I shook my head and turned away from the cart. “Not that I saw, but I can’t get a good look.”
We kept slogging through the mud toward the market. “You’d think by now the Angels would have figured out that Tele-Ks don’t scare us,” Remy said in his flat voice.
The Angels. The fucking Angels. For years the System Pigs had kidnapped every kid who showed even a spark of Psionic ability and kept them all safely bottled up in special schools, training them to be the ultimate civil servants. Then the Joint Council undersecretaries made them into their intelligence staff, and then the whole fucking world broke and the Psionics had come wriggling up through the cracks. Half of the Spooks were just in it for themselves, bad enough when the guy horning in on your business could snap you in two from across the room. The other half called themselves Angels. They were Psionic Actives under no one’s control, and they were convinced that they had been created by god to rule the world—whether they were supposed to kill the rest of us or just tell us what to do wasn’t very clear.

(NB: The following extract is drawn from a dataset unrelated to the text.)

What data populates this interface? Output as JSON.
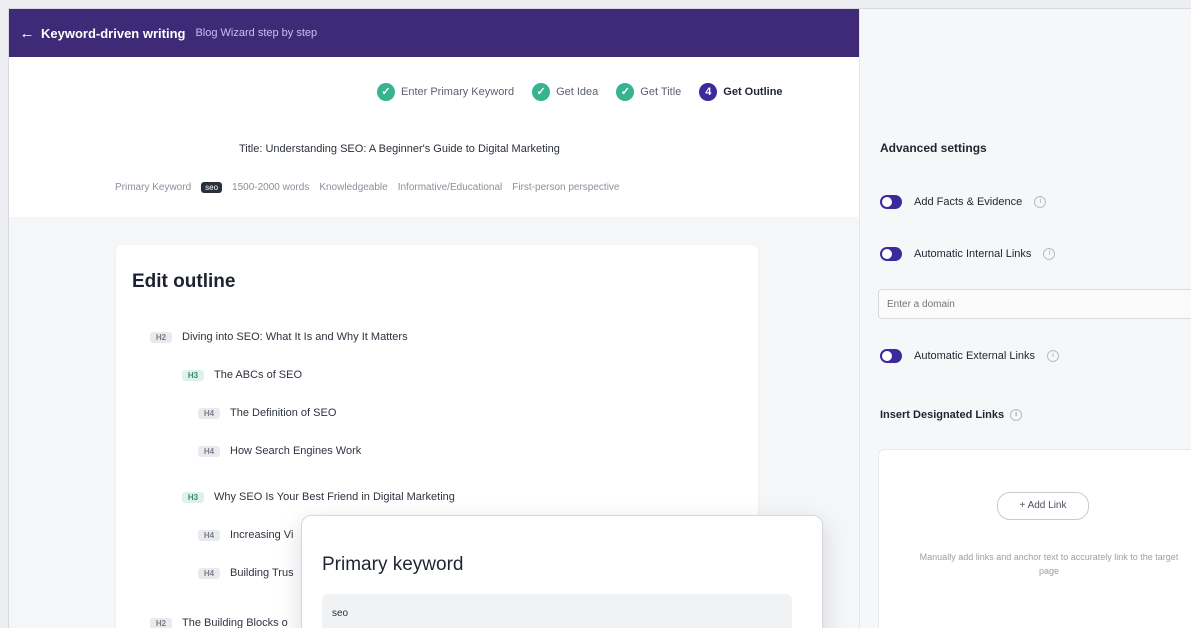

What was clear was that step one of their brilliant plan was to eliminate “evil men and women” by drum trial and summary execution, and I was on their list of bastards in need of some punishment. Every few weeks, one or more of the crazy bastards found me and tried to put me on trial.
You could tell an Angel from a regular run-of-the-mill Spook—assuming they weren’t trying to squeeze your brains out through your ears while making a speech about god and evil men, which was a dead giveaway—because they liked to ink themselves up, usually on the neck right over the jugular. A Tele-K got a stylized fulcrum, a triangle with a line balanced on top, and a Pusher got a small black crow.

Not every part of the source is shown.